None of Trump’s predecessors pursued a policy of “blind engagement” -- least of all Richard Nixon, whose opening to China was perhaps his proudest presidential achievement. Nixon’s goal was not to transform the country into a capitalist democracy, but to use it as a bulwark against the Soviet Union to help win the Cold War. In that, it succeeded.

Every president since Nixon has sought to shape China’s behavior through a mixture of economic engagement, political dialogue and military hedging. Some were more successful than others. But none were blind to the challenges of engaging China.

Pompeo is right, however, that China today is different from the China many had hoped would emerge after decades of steady engagement. China’s politics didn’t liberalize, its economy didn’t open up and its foreign policy didn’t moderate.

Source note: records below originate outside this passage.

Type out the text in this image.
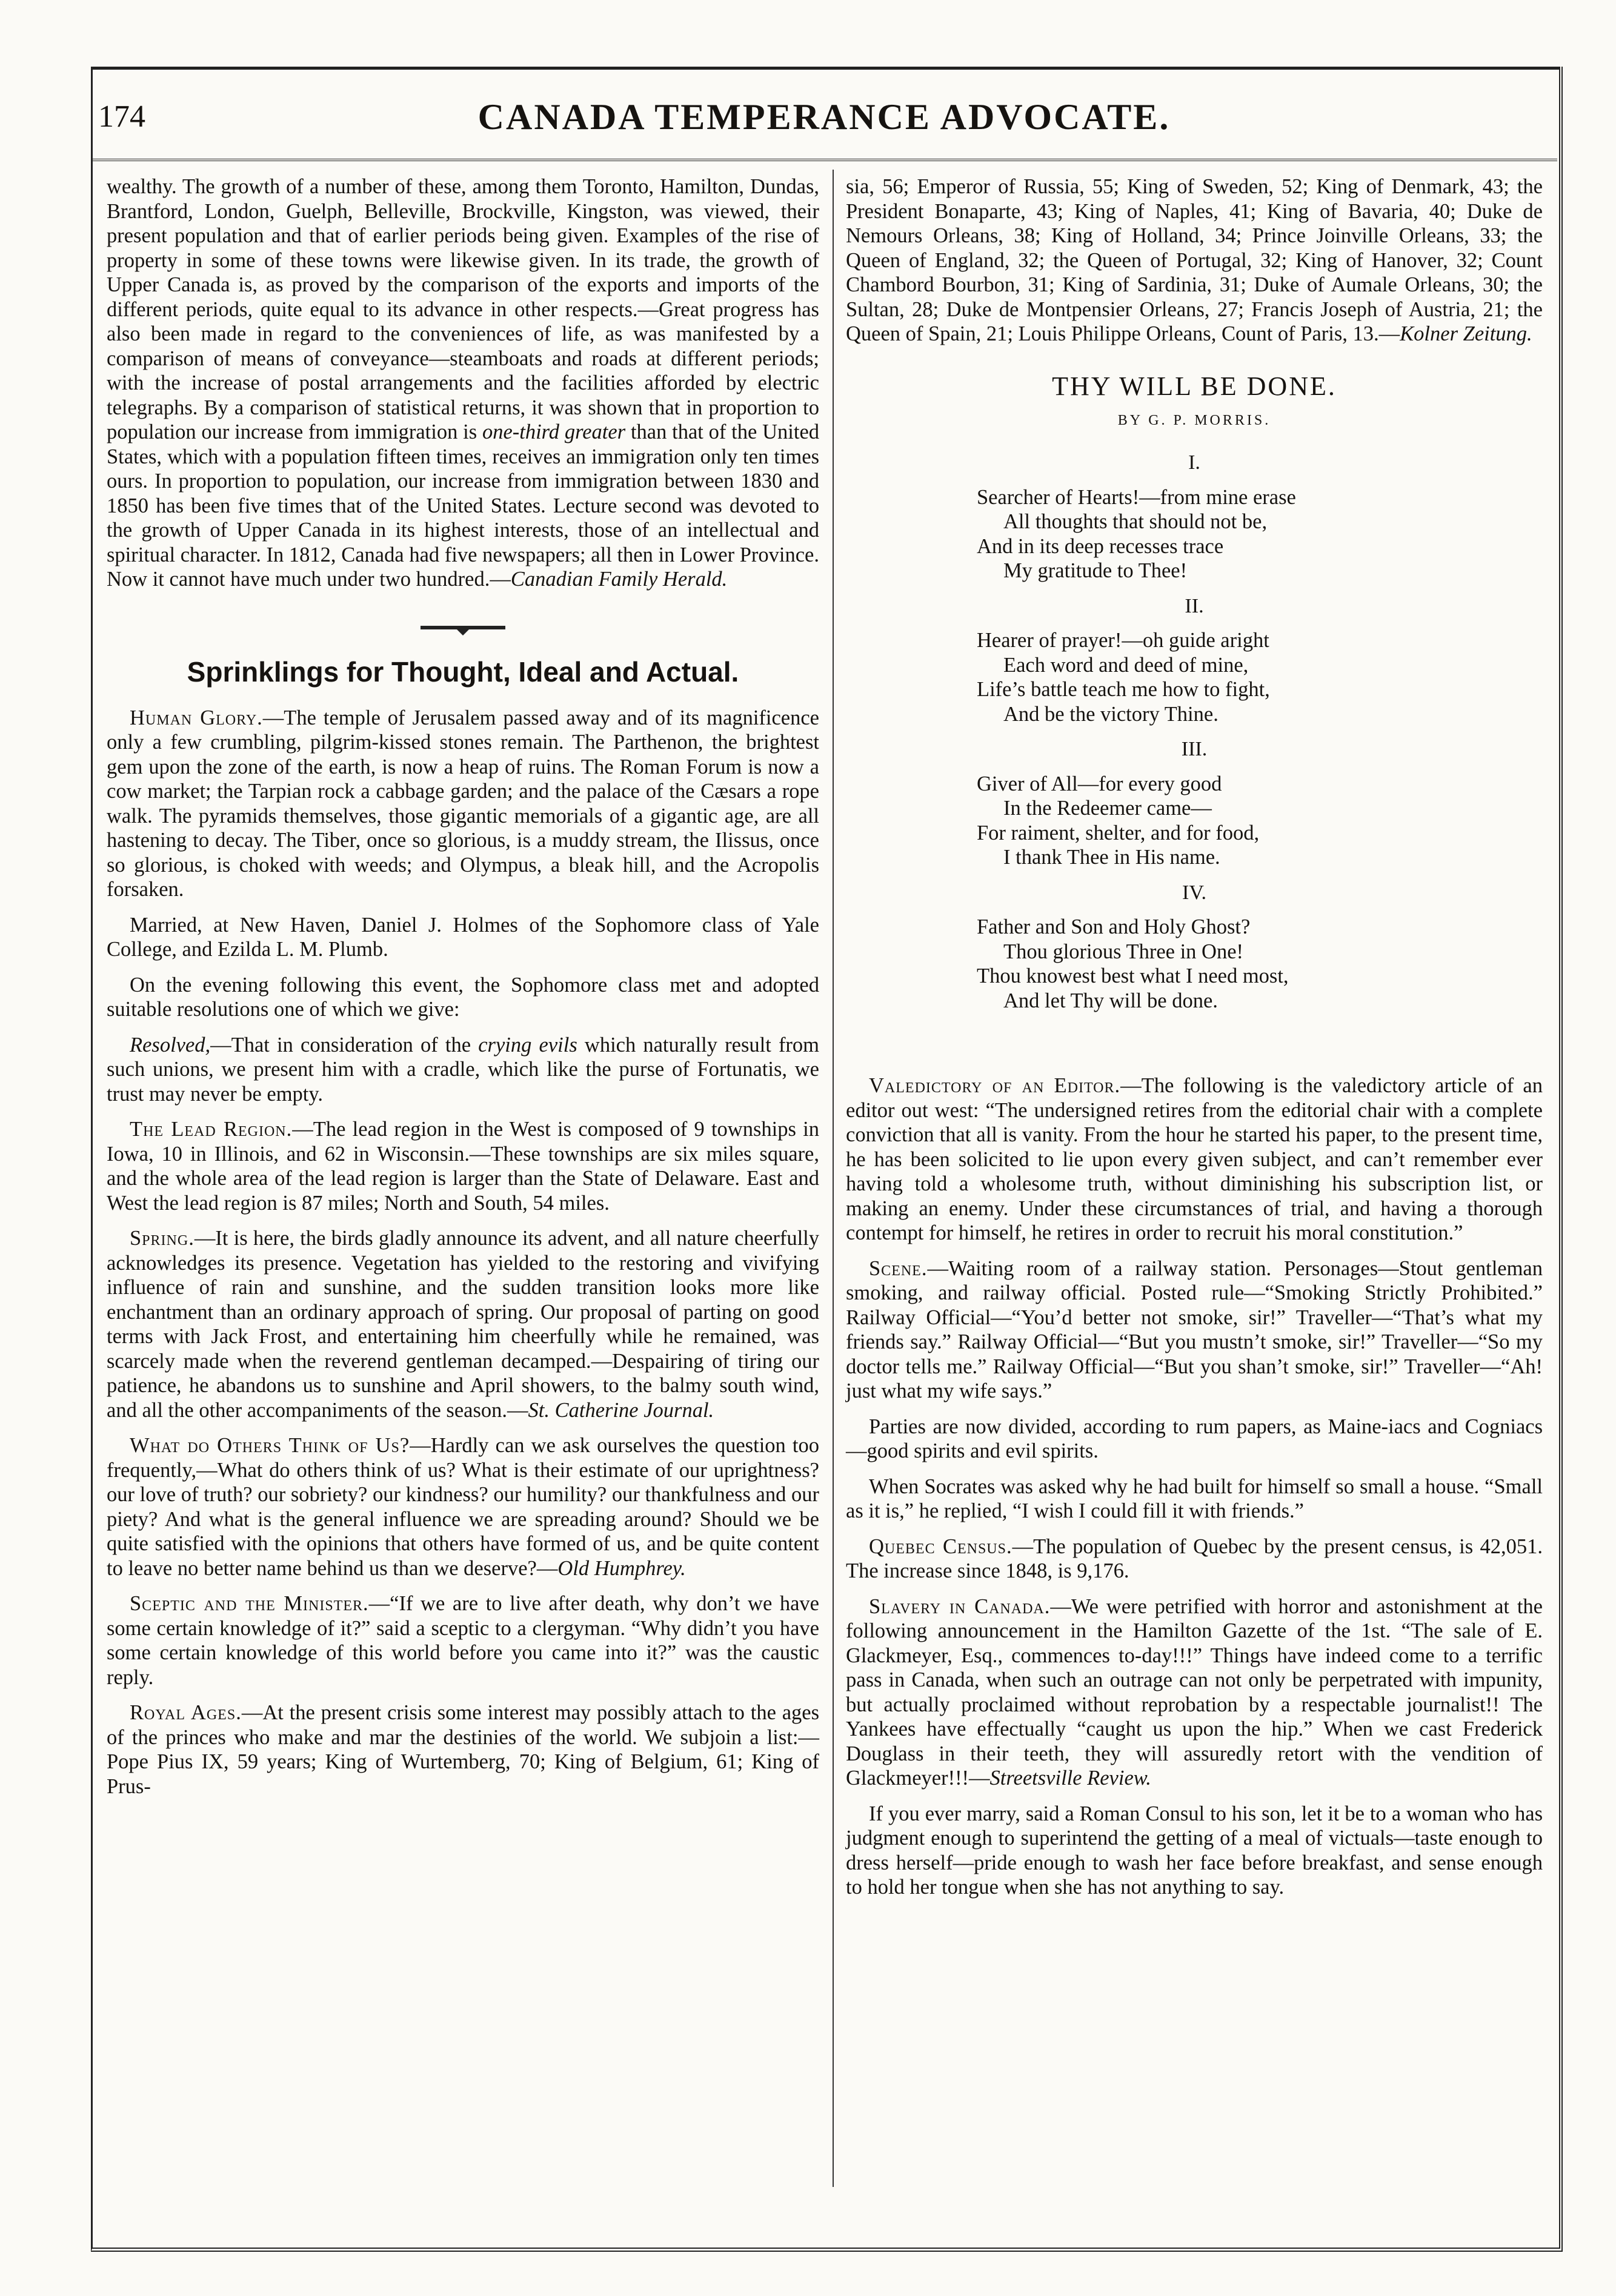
174	CANADA TEMPERANCE ADVOCATE.

wealthy. The growth of a number of these, among them Toronto, Hamilton, Dundas, Brantford, London, Guelph, Belleville, Brockville, Kingston, was viewed, their present population and that of earlier periods being given. Examples of the rise of property in some of these towns were likewise given. In its trade, the growth of Upper Canada is, as proved by the comparison of the exports and imports of the different periods, quite equal to its advance in other respects.—Great progress has also been made in regard to the conveniences of life, as was manifested by a comparison of means of conveyance—steamboats and roads at different periods; with the increase of postal arrangements and the facilities afforded by electric telegraphs. By a comparison of statistical returns, it was shown that in proportion to population our increase from immigration is one-third greater than that of the United States, which with a population fifteen times, receives an immigration only ten times ours. In proportion to population, our increase from immigration between 1830 and 1850 has been five times that of the United States. Lecture second was devoted to the growth of Upper Canada in its highest interests, those of an intellectual and spiritual character. In 1812, Canada had five newspapers; all then in Lower Province. Now it cannot have much under two hundred.—Canadian Family Herald.

Sprinklings for Thought, Ideal and Actual.

Human Glory.—The temple of Jerusalem passed away and of its magnificence only a few crumbling, pilgrim-kissed stones remain. The Parthenon, the brightest gem upon the zone of the earth, is now a heap of ruins. The Roman Forum is now a cow market; the Tarpian rock a cabbage garden; and the palace of the Cæsars a rope walk. The pyramids themselves, those gigantic memorials of a gigantic age, are all hastening to decay. The Tiber, once so glorious, is a muddy stream, the Ilissus, once so glorious, is choked with weeds; and Olympus, a bleak hill, and the Acropolis forsaken.

Married, at New Haven, Daniel J. Holmes of the Sophomore class of Yale College, and Ezilda L. M. Plumb.

On the evening following this event, the Sophomore class met and adopted suitable resolutions one of which we give:

Resolved,—That in consideration of the crying evils which naturally result from such unions, we present him with a cradle, which like the purse of Fortunatis, we trust may never be empty.

The Lead Region.—The lead region in the West is composed of 9 townships in Iowa, 10 in Illinois, and 62 in Wisconsin.—These townships are six miles square, and the whole area of the lead region is larger than the State of Delaware. East and West the lead region is 87 miles; North and South, 54 miles.

Spring.—It is here, the birds gladly announce its advent, and all nature cheerfully acknowledges its presence. Vegetation has yielded to the restoring and vivifying influence of rain and sunshine, and the sudden transition looks more like enchantment than an ordinary approach of spring. Our proposal of parting on good terms with Jack Frost, and entertaining him cheerfully while he remained, was scarcely made when the reverend gentleman decamped.—Despairing of tiring our patience, he abandons us to sunshine and April showers, to the balmy south wind, and all the other accompaniments of the season.—St. Catherine Journal.

What do Others Think of Us?—Hardly can we ask ourselves the question too frequently,—What do others think of us? What is their estimate of our uprightness? our love of truth? our sobriety? our kindness? our humility? our thankfulness and our piety? And what is the general influence we are spreading around? Should we be quite satisfied with the opinions that others have formed of us, and be quite content to leave no better name behind us than we deserve?—Old Humphrey.

Sceptic and the Minister.—“If we are to live after death, why don’t we have some certain knowledge of it?” said a sceptic to a clergyman. “Why didn’t you have some certain knowledge of this world before you came into it?” was the caustic reply.

Royal Ages.—At the present crisis some interest may possibly attach to the ages of the princes who make and mar the destinies of the world. We subjoin a list:—Pope Pius IX, 59 years; King of Wurtemberg, 70; King of Belgium, 61; King of Prus-

sia, 56; Emperor of Russia, 55; King of Sweden, 52; King of Denmark, 43; the President Bonaparte, 43; King of Naples, 41; King of Bavaria, 40; Duke de Nemours Orleans, 38; King of Holland, 34; Prince Joinville Orleans, 33; the Queen of England, 32; the Queen of Portugal, 32; King of Hanover, 32; Count Chambord Bourbon, 31; King of Sardinia, 31; Duke of Aumale Orleans, 30; the Sultan, 28; Duke de Montpensier Orleans, 27; Francis Joseph of Austria, 21; the Queen of Spain, 21; Louis Philippe Orleans, Count of Paris, 13.—Kolner Zeitung.

THY WILL BE DONE.
BY G. P. MORRIS.
I.
Searcher of Hearts!—from mine erase
All thoughts that should not be,
And in its deep recesses trace
My gratitude to Thee!
II.
Hearer of prayer!—oh guide aright
Each word and deed of mine,
Life’s battle teach me how to fight,
And be the victory Thine.
III.
Giver of All—for every good
In the Redeemer came—
For raiment, shelter, and for food,
I thank Thee in His name.
IV.
Father and Son and Holy Ghost?
Thou glorious Three in One!
Thou knowest best what I need most,
And let Thy will be done.

Valedictory of an Editor.—The following is the valedictory article of an editor out west: “The undersigned retires from the editorial chair with a complete conviction that all is vanity. From the hour he started his paper, to the present time, he has been solicited to lie upon every given subject, and can’t remember ever having told a wholesome truth, without diminishing his subscription list, or making an enemy. Under these circumstances of trial, and having a thorough contempt for himself, he retires in order to recruit his moral constitution.”

Scene.—Waiting room of a railway station. Personages—Stout gentleman smoking, and railway official. Posted rule—“Smoking Strictly Prohibited.” Railway Official—“You’d better not smoke, sir!” Traveller—“That’s what my friends say.” Railway Official—“But you mustn’t smoke, sir!” Traveller—“So my doctor tells me.” Railway Official—“But you shan’t smoke, sir!” Traveller—“Ah! just what my wife says.”

Parties are now divided, according to rum papers, as Maine-iacs and Cogniacs—good spirits and evil spirits.

When Socrates was asked why he had built for himself so small a house. “Small as it is,” he replied, “I wish I could fill it with friends.”

Quebec Census.—The population of Quebec by the present census, is 42,051. The increase since 1848, is 9,176.

Slavery in Canada.—We were petrified with horror and astonishment at the following announcement in the Hamilton Gazette of the 1st. “The sale of E. Glackmeyer, Esq., commences to-day!!!” Things have indeed come to a terrific pass in Canada, when such an outrage can not only be perpetrated with impunity, but actually proclaimed without reprobation by a respectable journalist!! The Yankees have effectually “caught us upon the hip.” When we cast Frederick Douglass in their teeth, they will assuredly retort with the vendition of Glackmeyer!!!—Streetsville Review.

If you ever marry, said a Roman Consul to his son, let it be to a woman who has judgment enough to superintend the getting of a meal of victuals—taste enough to dress herself—pride enough to wash her face before breakfast, and sense enough to hold her tongue when she has not anything to say.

Instead of liberalizing, China under Xi Jinping has become increasingly autocratic. Beijing has repressed its Uighur population by putting millions in detention camps, crushed dissent by establishing an electronic surveillance state and curtailed political freedoms in Hong Kong by imposing a new national security law.

Rather than opening up its economy and offering a level playing field, China has sought to steal a march on its competitors by stealing intellectual property, forcing technology transfers, closing its markets to outside competitors and subsidizing its industries.

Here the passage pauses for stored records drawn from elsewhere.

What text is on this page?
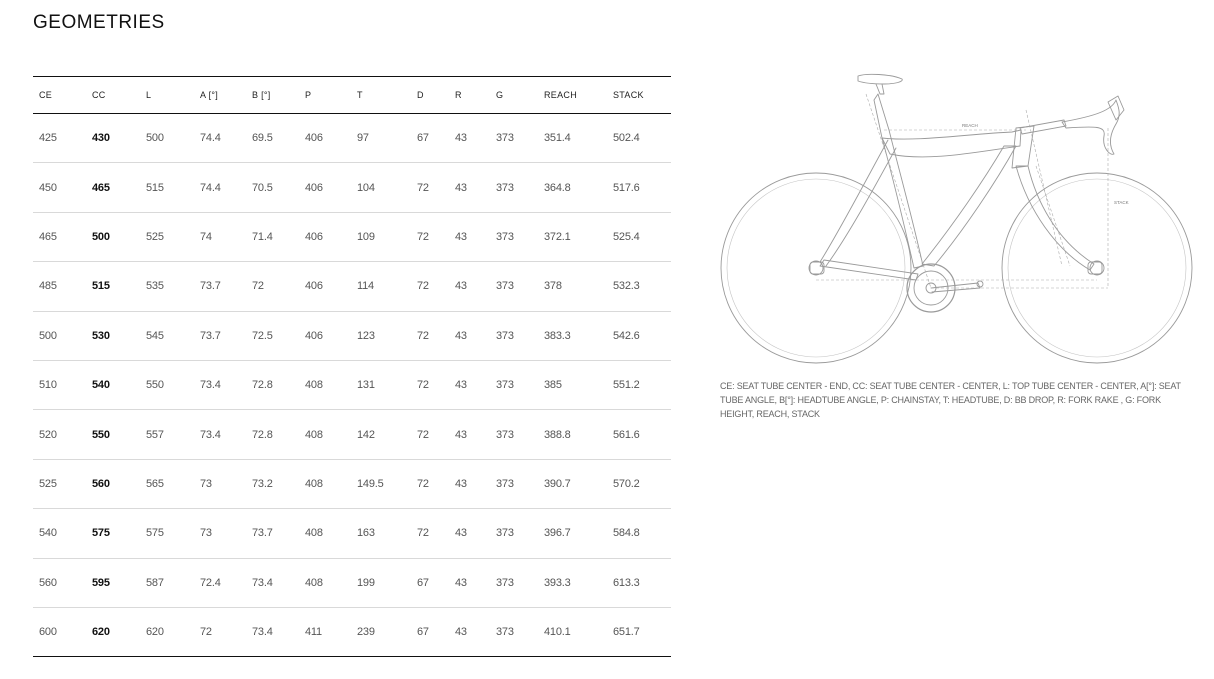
GEOMETRIES
CE	CC	L	A [°]	B [°]	P	T	D	R	G	REACH	STACK
425	430	500	74.4	69.5	406	97	67	43	373	351.4	502.4
450	465	515	74.4	70.5	406	104	72	43	373	364.8	517.6
465	500	525	74	71.4	406	109	72	43	373	372.1	525.4
485	515	535	73.7	72	406	114	72	43	373	378	532.3
500	530	545	73.7	72.5	406	123	72	43	373	383.3	542.6
510	540	550	73.4	72.8	408	131	72	43	373	385	551.2
520	550	557	73.4	72.8	408	142	72	43	373	388.8	561.6
525	560	565	73	73.2	408	149.5	72	43	373	390.7	570.2
540	575	575	73	73.7	408	163	72	43	373	396.7	584.8
560	595	587	72.4	73.4	408	199	67	43	373	393.3	613.3
600	620	620	72	73.4	411	239	67	43	373	410.1	651.7
REACH
STACK
CE: SEAT TUBE CENTER - END, CC: SEAT TUBE CENTER - CENTER, L: TOP TUBE CENTER - CENTER, A[°]: SEAT TUBE ANGLE, B[°]: HEADTUBE ANGLE, P: CHAINSTAY, T: HEADTUBE, D: BB DROP, R: FORK RAKE , G: FORK HEIGHT, REACH, STACK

And as its military has grown in capability, size and reach, China has sought to intimidate its neighbors. It’s sent warships into Japanese waters near the Senkaku Islands, rammed fishing vessels and staked illegal claims on rocks and reefs across the South China Sea, seized disputed lands held by India and sailed an aircraft carrier through the Taiwan Straits. In each case, the message is clear: China is laying claim on lands that belong to others.

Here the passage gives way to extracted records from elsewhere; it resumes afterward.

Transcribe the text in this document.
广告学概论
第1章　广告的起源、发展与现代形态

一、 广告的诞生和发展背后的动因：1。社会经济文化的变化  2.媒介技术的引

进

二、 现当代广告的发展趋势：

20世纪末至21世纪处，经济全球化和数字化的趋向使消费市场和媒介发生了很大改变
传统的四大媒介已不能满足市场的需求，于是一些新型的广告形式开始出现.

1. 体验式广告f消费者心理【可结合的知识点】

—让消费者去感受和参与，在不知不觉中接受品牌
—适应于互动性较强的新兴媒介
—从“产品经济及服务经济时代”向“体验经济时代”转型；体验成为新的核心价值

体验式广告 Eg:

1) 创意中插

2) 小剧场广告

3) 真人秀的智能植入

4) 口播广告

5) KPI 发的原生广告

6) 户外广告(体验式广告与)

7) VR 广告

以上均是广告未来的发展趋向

All of these developments are deeply disturbing. They’re also not terribly surprising. A powerful China is no longer content to bide its time. Nor will it continue to live by the rules drawn up by others. Like all big powers, Beijing will use its economic weight and military might to try and shape the international environment in ways that suit its own interests.

But China will succeed in that effort only if we let it. We still have the power to shape China’s choices, especially if we work together with our allies and partners to stand in Beijing’s way.

We could lead an effort among our friends and in international bodies to condemn Beijing’s repression of Uighurs and its flagrant violation of Hong Kong’s political independence, and levy coordinated sanctions to increase the costs on China for its unacceptable behavior.

We could work with our partners to reform the World Trade Organization and develop new standards on issues such as state-owned enterprises and digital trade and revive the arbitration panel to enforce new and old rules alike.

We could marshal the military forces of our allies in Asia, and also in Europe, to enforce freedom of navigation on the high seas and deny China its ability to intimidate weaker neighbors. China’s military has grown, but it is still no match for the combined might of the American and allied armed forces.

Pompeo, in his Nixon Library speech, paid lip service to working with our friends and allies in countering China. But to most of them that call sounds hollow after three-plus years of being treated more as trade rivals and security paymasters than as real partners in a common cause.

Rather than leading the world in opposing China’s human rights violations, according to John Bolton, President Donald Trump told Xi that building camps “was exactly the right thing to do.” Rather than working to reform the WTO, Washington undermined it by blocking its arbitration functions. Rather than strengthening our alliances, the administration has withdrawn troops from Germany and told Asian allies to pay more if they wanted American forces to stay.

Pompeo is right to see China’s rise as a clear and present danger, but the administration’s dismissal of allies and alliances has severely undermined the most effective response to that danger.


Ivo Daalder
Ivo Daalder is president of the Chicago Council on Global Affairs and a former US ambassador to NATO. He wrote this for the Chicago Tribune. -- Ed.